Existen diversas maneras de ser parricida, literalmente asesinando al progenitor, negando su influjo social o rechazando su herencia cultural. La práctica parricida se remonta a los griegos cuando Zeus, primer parricida de la antigüedad, comete el acto de eliminar a Kronos, su padre, habituado a devorar a sus hijos para evitar la sucesión generacional. Zeus, luego de asesinar a Kronos inaugura el reino de los Dioses Olímpicos.

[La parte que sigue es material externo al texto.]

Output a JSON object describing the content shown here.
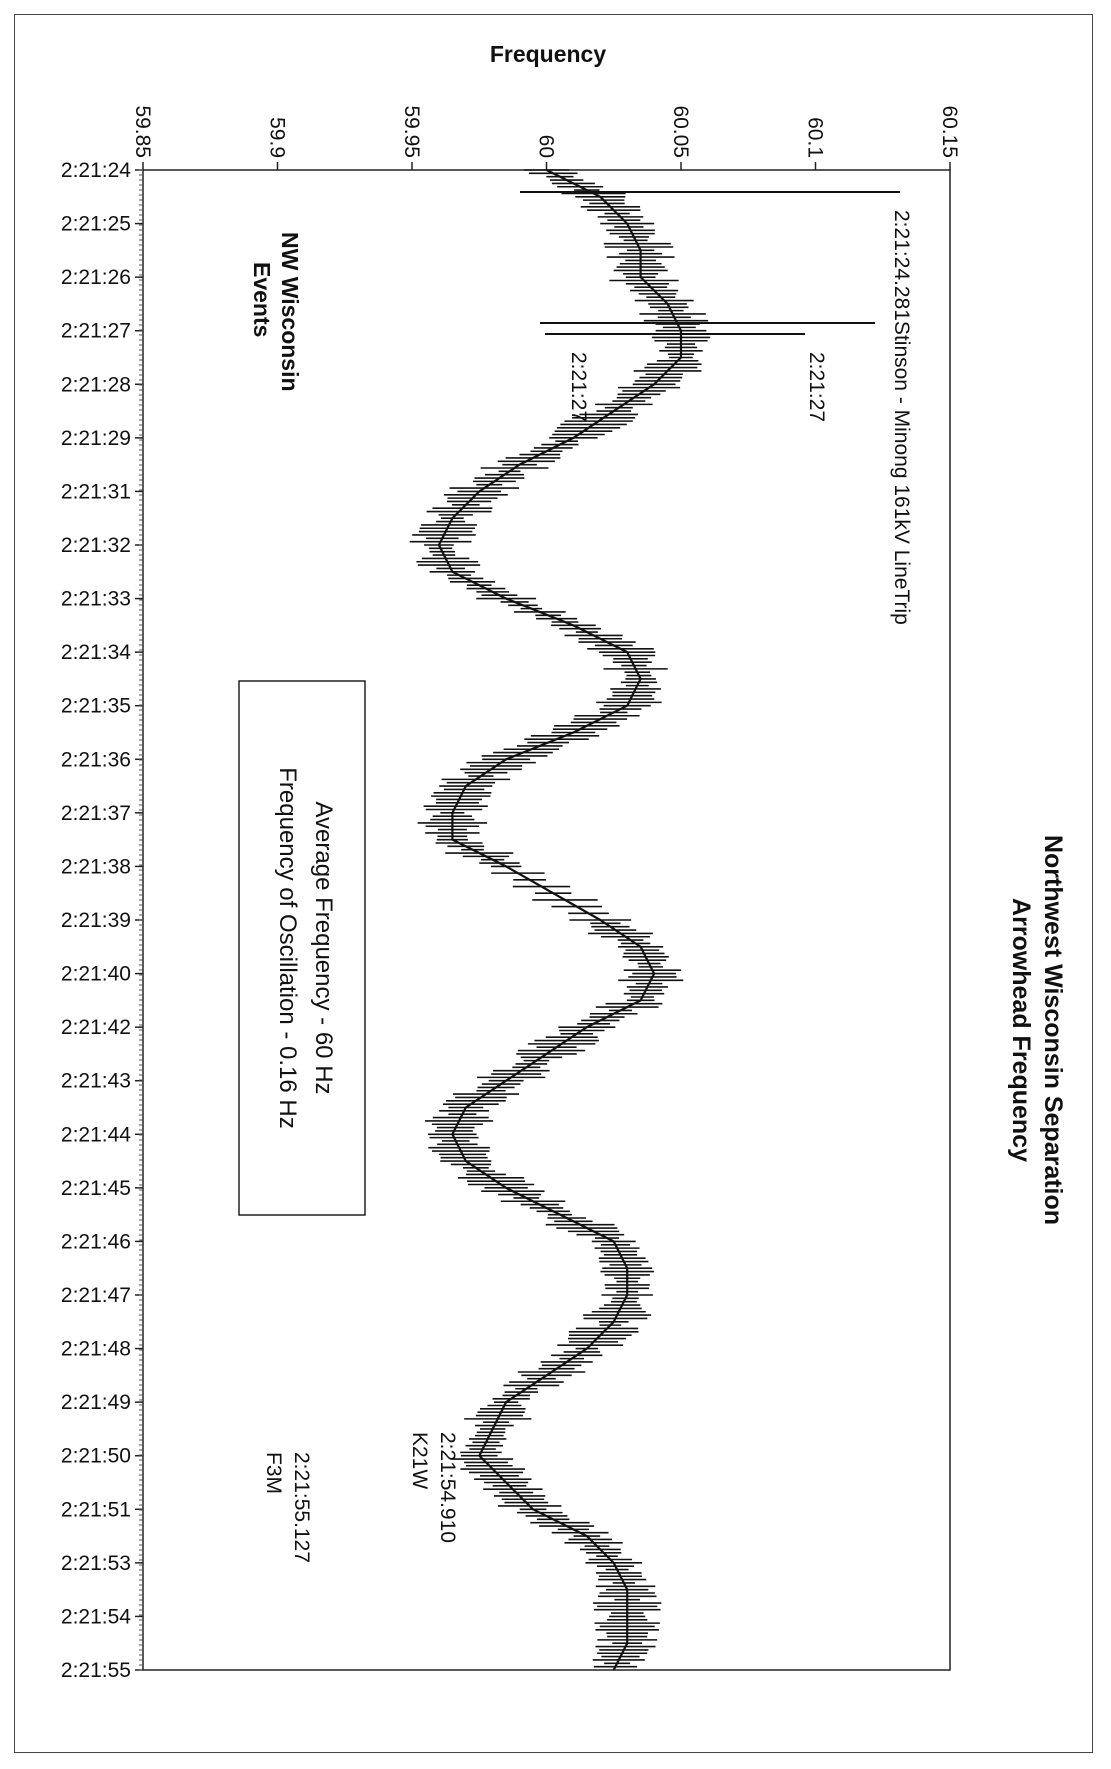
{
  "chart_data": {
    "type": "line",
    "title": "Northwest Wisconsin Separation",
    "subtitle": "Arrowhead Frequency",
    "xlabel": "",
    "ylabel": "Frequency",
    "ylim": [
      59.85,
      60.15
    ],
    "y_ticks": [
      "59.85",
      "59.9",
      "59.95",
      "60",
      "60.05",
      "60.1",
      "60.15"
    ],
    "x_ticks": [
      "2:21:24",
      "2:21:25",
      "2:21:26",
      "2:21:27",
      "2:21:28",
      "2:21:29",
      "2:21:31",
      "2:21:32",
      "2:21:33",
      "2:21:34",
      "2:21:35",
      "2:21:36",
      "2:21:37",
      "2:21:38",
      "2:21:39",
      "2:21:40",
      "2:21:42",
      "2:21:43",
      "2:21:44",
      "2:21:45",
      "2:21:46",
      "2:21:47",
      "2:21:48",
      "2:21:49",
      "2:21:50",
      "2:21:51",
      "2:21:53",
      "2:21:54",
      "2:21:55"
    ],
    "series": [
      {
        "points": [
          [
            0,
            60.0
          ],
          [
            0.5,
            60.02
          ],
          [
            1,
            60.03
          ],
          [
            1.5,
            60.035
          ],
          [
            2,
            60.035
          ],
          [
            2.5,
            60.045
          ],
          [
            3,
            60.05
          ],
          [
            3.5,
            60.05
          ],
          [
            4,
            60.04
          ],
          [
            4.5,
            60.025
          ],
          [
            5,
            60.01
          ],
          [
            5.5,
            59.99
          ],
          [
            6,
            59.975
          ],
          [
            6.5,
            59.965
          ],
          [
            7,
            59.96
          ],
          [
            7.5,
            59.965
          ],
          [
            8,
            59.985
          ],
          [
            8.5,
            60.01
          ],
          [
            9,
            60.03
          ],
          [
            9.5,
            60.035
          ],
          [
            10,
            60.03
          ],
          [
            10.5,
            60.01
          ],
          [
            11,
            59.985
          ],
          [
            11.5,
            59.97
          ],
          [
            12,
            59.965
          ],
          [
            12.5,
            59.965
          ],
          [
            13,
            59.985
          ],
          [
            14,
            60.02
          ],
          [
            14.5,
            60.035
          ],
          [
            15,
            60.04
          ],
          [
            15.5,
            60.035
          ],
          [
            16,
            60.015
          ],
          [
            16.5,
            60.0
          ],
          [
            17,
            59.985
          ],
          [
            17.5,
            59.97
          ],
          [
            18,
            59.965
          ],
          [
            18.5,
            59.97
          ],
          [
            19,
            59.985
          ],
          [
            19.5,
            60.005
          ],
          [
            20,
            60.025
          ],
          [
            20.5,
            60.03
          ],
          [
            21,
            60.03
          ],
          [
            21.5,
            60.025
          ],
          [
            22,
            60.015
          ],
          [
            22.5,
            60.0
          ],
          [
            23,
            59.985
          ],
          [
            23.5,
            59.98
          ],
          [
            24,
            59.975
          ],
          [
            24.5,
            59.985
          ],
          [
            25,
            59.995
          ],
          [
            25.5,
            60.015
          ],
          [
            26,
            60.025
          ],
          [
            26.5,
            60.03
          ],
          [
            27,
            60.03
          ],
          [
            27.5,
            60.03
          ],
          [
            28,
            60.025
          ]
        ]
      }
    ],
    "annotations": {
      "stinson": "2:21:24.281Stinson - Minong 161kV LineTrip",
      "t2127a": "2:21:27",
      "t2127b": "2:21:27",
      "k21w_time": "2:21:54.910",
      "k21w": "K21W",
      "f3m_time": "2:21:55.127",
      "f3m": "F3M",
      "nw_line1": "NW Wisconsin",
      "nw_line2": "Events",
      "box_line1": "Average Frequency - 60 Hz",
      "box_line2": "Frequency of Oscillation - 0.16 Hz"
    },
    "grid": false,
    "legend": "none"
  }
}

En los tiempos modernos J. P. Sartre dejó escrito que “lo mejor que pueden hacer los padres es morir jóvenes”. Exabrupto existencial o mito histórico, el parricidio es practicado individual o colectivamente en nuestros días, y tiene explicación en Freud a partir de que “los hermanos establecen un lazo civilizatorio instaurando el tabú del incesto y el parricidio para garantizar una ley y un orden alrededor del tótem que simboliza la figura y autoridad del padre”.
En otra dimensión, volverse padre suele ser sentirse desplazado por el hijo en una ambivalencia amor-odio que el humano no soporta. Por eso el parricidio es considerado pecado capital, crimen supremo. Edipo, ese otro parricida griego, se saca los ojos y se condena al exilio al saber que el hombre al que ha asesinado era su padre. Fatalidad griega, sin duda, que trasciende simbólicamente hasta nuestros días. Es que la muerte es ruptura, en el concepto sartreano, límite, caída en el vacío. Quita toda significancia a la vida y al hombre su libertad, anula en el ser humano toda posibilidad de realización.

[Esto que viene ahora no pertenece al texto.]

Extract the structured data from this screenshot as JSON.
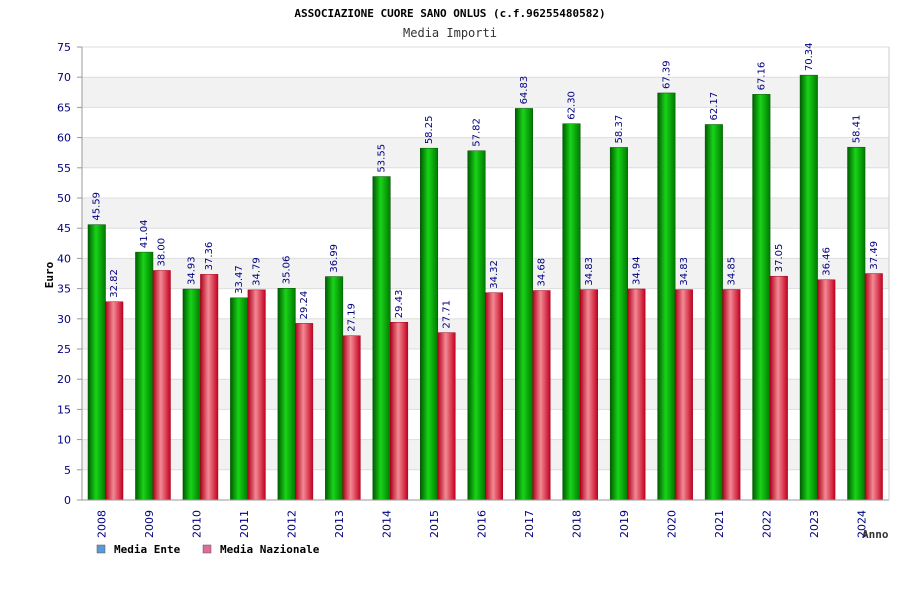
{
  "chart_data": {
    "type": "bar",
    "title": "ASSOCIAZIONE CUORE SANO ONLUS (c.f.96255480582)",
    "subtitle": "Media Importi",
    "xlabel": "Anno",
    "ylabel": "Euro",
    "ylim": [
      0,
      75
    ],
    "ytick_step": 5,
    "grid": true,
    "legend_position": "bottom-left",
    "categories": [
      "2008",
      "2009",
      "2010",
      "2011",
      "2012",
      "2013",
      "2014",
      "2015",
      "2016",
      "2017",
      "2018",
      "2019",
      "2020",
      "2021",
      "2022",
      "2023",
      "2024"
    ],
    "series": [
      {
        "name": "Media Ente",
        "legend_color": "#5b9bd5",
        "bar_color": "#0a9a0a",
        "values": [
          45.59,
          41.04,
          34.93,
          33.47,
          35.06,
          36.99,
          53.55,
          58.25,
          57.82,
          64.83,
          62.3,
          58.37,
          67.39,
          62.17,
          67.16,
          70.34,
          58.41
        ],
        "value_labels": [
          "45.59",
          "41.04",
          "34.93",
          "33.47",
          "35.06",
          "36.99",
          "53.55",
          "58.25",
          "57.82",
          "64.83",
          "62.30",
          "58.37",
          "67.39",
          "62.17",
          "67.16",
          "70.34",
          "58.41"
        ]
      },
      {
        "name": "Media Nazionale",
        "legend_color": "#e06a9a",
        "bar_color": "#e2233a",
        "values": [
          32.82,
          38.0,
          37.36,
          34.79,
          29.24,
          27.19,
          29.43,
          27.71,
          34.32,
          34.68,
          34.83,
          34.94,
          34.83,
          34.85,
          37.05,
          36.46,
          37.49
        ],
        "value_labels": [
          "32.82",
          "38.00",
          "37.36",
          "34.79",
          "29.24",
          "27.19",
          "29.43",
          "27.71",
          "34.32",
          "34.68",
          "34.83",
          "34.94",
          "34.83",
          "34.85",
          "37.05",
          "36.46",
          "37.49"
        ]
      }
    ]
  },
  "colors": {
    "axis_text": "#000080",
    "value_label": "#000080",
    "band": "#f2f2f2",
    "grid": "#dddddd"
  }
}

Similar vacío, socialmente frustrante, adviene cuando el parricidio adopta dimensión generacional. Algo semejante ocurre en nuestros días con el hombre que ha olvidado los referentes universales transmitidos de una generación a otra, y que a la muerte parricida quedaron en algún recoveco del sendero existencial del ser humano. Estamos solos en el mundo, sin dioses, dice Abdón Ubidia, acaso en un genuino acto parricida. ¿Equivale a decir estamos solos en el mundo sin valores?

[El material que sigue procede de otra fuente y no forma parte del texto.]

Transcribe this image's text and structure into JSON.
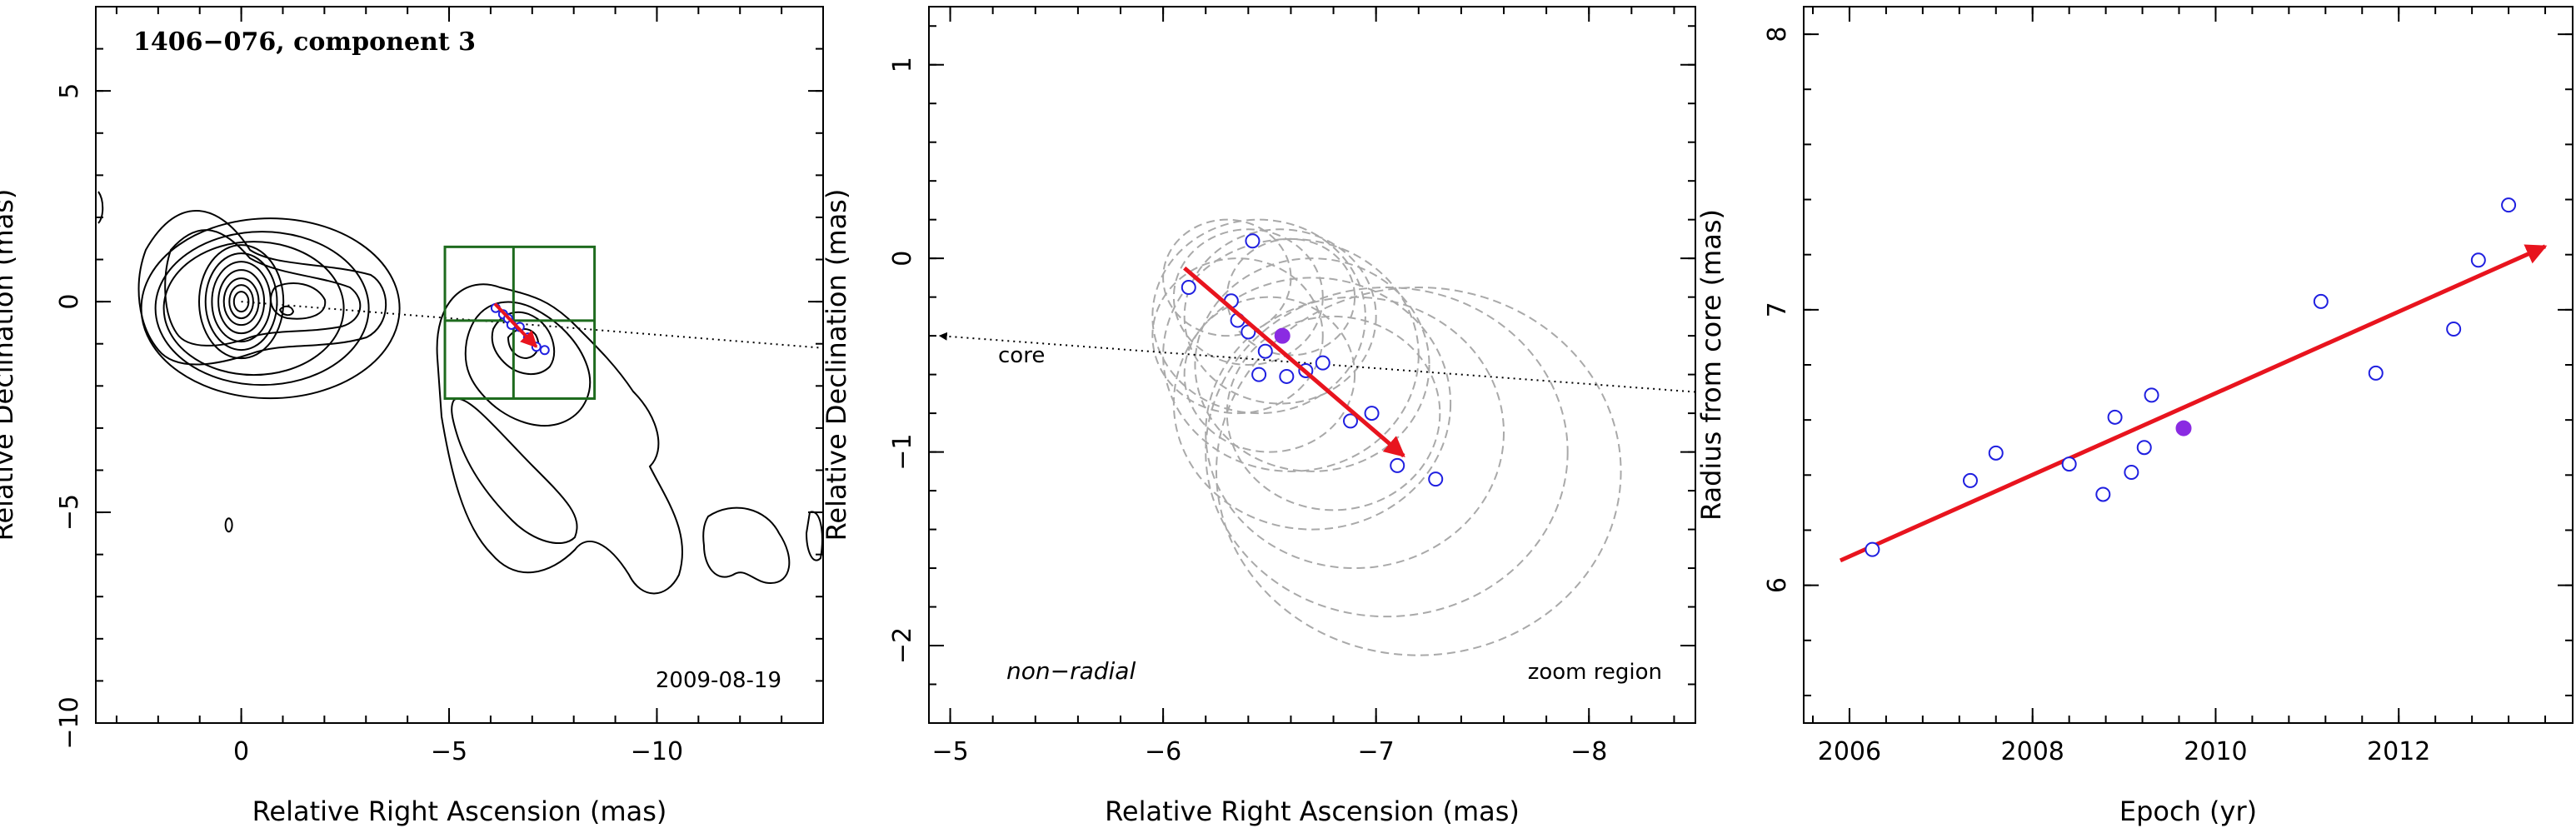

Ocurre en todo cambio de época una mutación generacional que, como toda transfiguración, no descarta ningún nuevo engendro, o equívoca cepa neoideológica que nos deja huérfanos en el mundo, sin referentes. Puerto sin faro, bergantín a la deriva, chapuceando en medio de este pantano llamado posmodernidad.
Las culturas ancestrales por instinto de sobrevivencia no cometen parricidio y veneran a sus ancianos como oráculos de sabiduría, experiencia y lucidez. Pero aparentan permanecer ancladas al lastre de la tradición, sin vocación de futuro diría Jorge Enrique Adoum.
¿Qué será mejor, a propósito del día del padre, venerar su omnipresencia con todo y errores, o negar su trascendencia con todo y virtudes?